Reptile

There was a moment early on in Reptile where Benicio Del Toro’s homicide detective scolds a uniform police officer. 

“When you walk through this crime scene. 12 members of the jury walk with you.” 

Lines like that and the mood of most of Reptile struck me as a film that was made by someone who had either done a homicide investigation or at least had done their research on how these things work. 

That feeling lasts even as the movie hits several cop story cliches on the way to its mostly predictable conclusions. 

Reptile was Directed by Grant Singer with credited writing by Singer, Benjamin Brewer and star Benicio Del Toro. Both visually and in the way the story develops suggests everyone watched an Ozark marathon before filming began.

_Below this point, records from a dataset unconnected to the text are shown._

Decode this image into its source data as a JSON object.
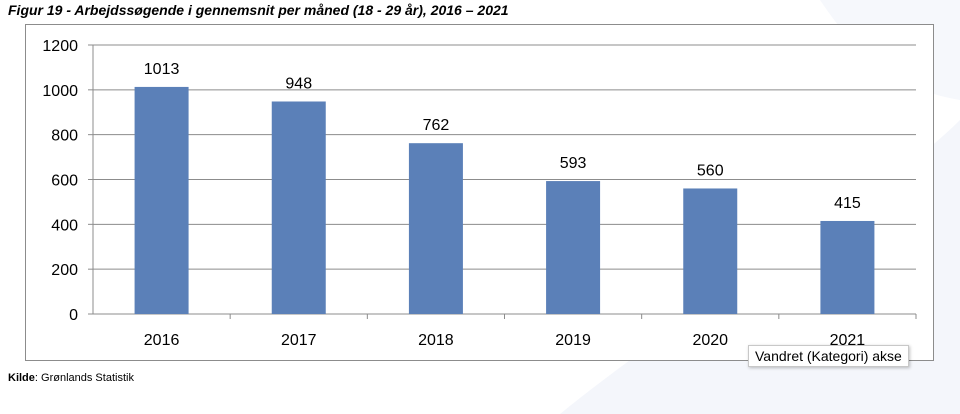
{
  "figure": {
    "title": "Figur 19 - Arbejdssøgende i gennemsnit per måned (18 - 29 år), 2016 – 2021"
  },
  "tooltip": {
    "text": "Vandret (Kategori) akse"
  },
  "source": {
    "label": "Kilde",
    "text": ": Grønlands Statistik"
  },
  "chart_data": {
    "type": "bar",
    "categories": [
      "2016",
      "2017",
      "2018",
      "2019",
      "2020",
      "2021"
    ],
    "values": [
      1013,
      948,
      762,
      593,
      560,
      415
    ],
    "data_labels": [
      "1013",
      "948",
      "762",
      "593",
      "560",
      "415"
    ],
    "yticks": [
      0,
      200,
      400,
      600,
      800,
      1000,
      1200
    ],
    "ylim": [
      0,
      1200
    ],
    "title": "",
    "xlabel": "",
    "ylabel": "",
    "grid": "horizontal",
    "legend": "none",
    "bar_color": "#5b80b8"
  }
}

That’s snarky I admit but it’s not a bad thing. Del Toro’s electric screen presence keeps the proceedings intriguing and Justin Timberlake is perfectly cast as a sleezy real estate agent / possible killer.

Eric Bogosian has fun playing the paternal possibly evil cop/uncle or copuncle and Dominick Lombardozzi gets another role where he plays a friend turned menacing presence in the story.

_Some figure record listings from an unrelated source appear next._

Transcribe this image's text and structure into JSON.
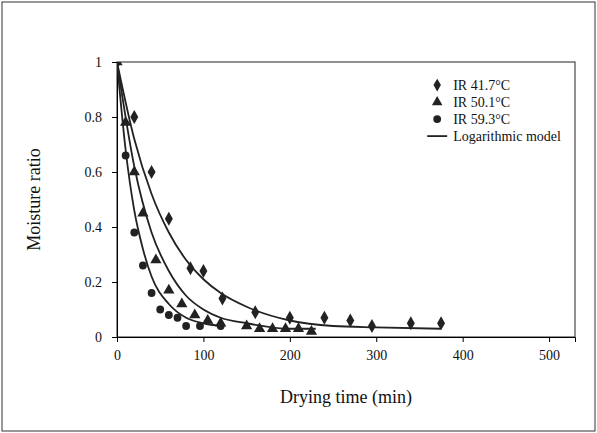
{
  "chart_data": {
    "type": "scatter",
    "x_label": "Drying time (min)",
    "y_label": "Moisture ratio",
    "xlim": [
      0,
      530
    ],
    "xticks": [
      0,
      100,
      200,
      300,
      400,
      500
    ],
    "ylim": [
      0,
      1
    ],
    "yticks": [
      0,
      0.2,
      0.4,
      0.6,
      0.8,
      1
    ],
    "grid": false,
    "legend": "top-right",
    "series": [
      {
        "name": "IR 41.7°C",
        "type": "scatter",
        "marker": "diamond",
        "color": "#222222",
        "x": [
          0,
          20,
          40,
          60,
          85,
          100,
          122,
          160,
          200,
          240,
          270,
          295,
          340,
          375
        ],
        "values": [
          1,
          0.8,
          0.6,
          0.43,
          0.25,
          0.24,
          0.14,
          0.09,
          0.07,
          0.07,
          0.06,
          0.04,
          0.05,
          0.05
        ]
      },
      {
        "name": "IR 50.1°C",
        "type": "scatter",
        "marker": "triangle",
        "color": "#222222",
        "x": [
          0,
          10,
          20,
          30,
          45,
          60,
          75,
          90,
          105,
          120,
          150,
          165,
          180,
          195,
          210,
          225
        ],
        "values": [
          1,
          0.78,
          0.6,
          0.45,
          0.28,
          0.17,
          0.12,
          0.08,
          0.06,
          0.05,
          0.04,
          0.03,
          0.03,
          0.03,
          0.03,
          0.02
        ]
      },
      {
        "name": "IR 59.3°C",
        "type": "scatter",
        "marker": "circle",
        "color": "#222222",
        "x": [
          0,
          10,
          20,
          30,
          40,
          50,
          60,
          70,
          80,
          96,
          120
        ],
        "values": [
          1,
          0.66,
          0.38,
          0.26,
          0.16,
          0.1,
          0.08,
          0.07,
          0.04,
          0.04,
          0.04
        ]
      },
      {
        "name": "Logarithmic model",
        "type": "line",
        "line_style": "solid",
        "color": "#222222",
        "x": [
          0,
          20,
          40,
          60,
          80,
          100,
          120,
          150,
          200,
          250,
          300,
          375
        ],
        "values": [
          1,
          0.72,
          0.52,
          0.38,
          0.28,
          0.21,
          0.16,
          0.11,
          0.06,
          0.04,
          0.035,
          0.03
        ]
      },
      {
        "type": "line",
        "line_style": "solid",
        "color": "#222222",
        "x": [
          0,
          20,
          40,
          60,
          80,
          100,
          120,
          150,
          200,
          230
        ],
        "values": [
          1,
          0.62,
          0.38,
          0.24,
          0.15,
          0.1,
          0.07,
          0.05,
          0.03,
          0.03
        ]
      },
      {
        "type": "line",
        "line_style": "solid",
        "color": "#222222",
        "x": [
          0,
          10,
          20,
          30,
          40,
          60,
          80,
          100,
          120
        ],
        "values": [
          1,
          0.68,
          0.46,
          0.32,
          0.22,
          0.12,
          0.07,
          0.05,
          0.04
        ]
      }
    ]
  }
}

The movie’s secret weapon is Alicia Silverstone playing the wife of Del Toro’s homicide detective. She gets to have some fun sort of helping him with the investigation and there is the obligatory scene that places her in danger.

I immediately wanted her to be Del Toro’s partner instead of his wife because their natural chemistry could have carried the movie.

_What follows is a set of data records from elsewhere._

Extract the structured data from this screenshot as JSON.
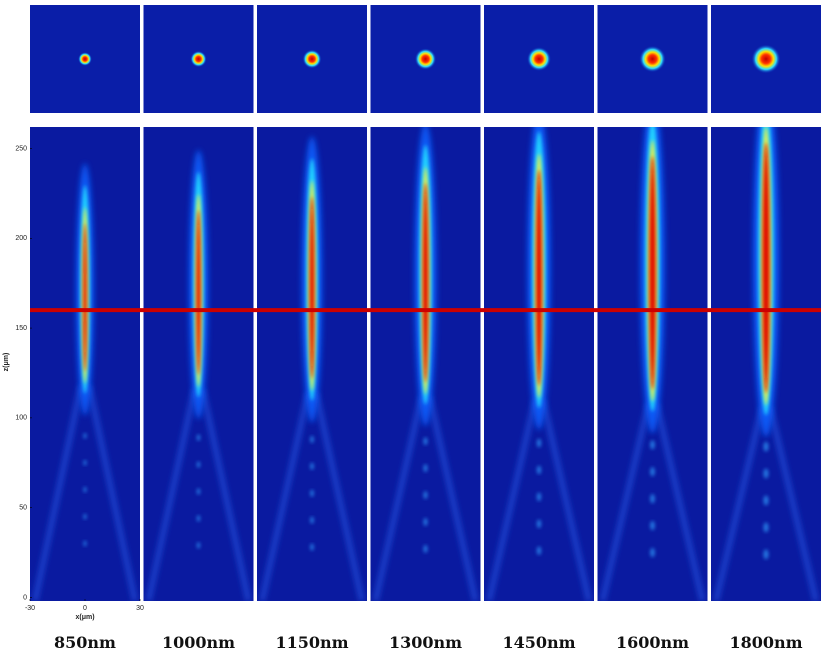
{
  "figure": {
    "type": "beam-profiles",
    "panels": [
      "850nm",
      "1000nm",
      "1150nm",
      "1300nm",
      "1450nm",
      "1600nm",
      "1800nm"
    ],
    "xlabel": "x(μm)",
    "ylabel": "z(μm)",
    "xlim": [
      -30,
      30
    ],
    "ylim": [
      -2,
      262
    ],
    "xticks": [
      -30,
      0,
      30
    ],
    "yticks": [
      0,
      50,
      100,
      150,
      200,
      250
    ],
    "reference_z": 160,
    "reference_color": "#cc0000"
  }
}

Unfortunately, the flick suffers from a byzantine plot and the elements of a conspiracy that it never quite fully explains. Nor does it make the audience care about who did what to whom.

Making those kind of crime tropes interesting is always a tough sell and this movie never gets there. There is a reason that there was only one good season of True Detective and everyone gave up on that show when the season 1 finale couldn’t live up to the mystery hype.

Ultimately, Reptile doesn’t quite rise to the B tier cop movie status of flicks like Copland or Narc but it is a fine example of the genre. While it doesn’t reach super highs it doesn’t fall flat either.

And I promise you I am not joking with this. Netflix should greenlight a sequel immediately and send Del Toro’s character into private investigations with his wife/partner Silverstone. 

They’re cute, they’re haunted by a shared murder solving past and they want to help.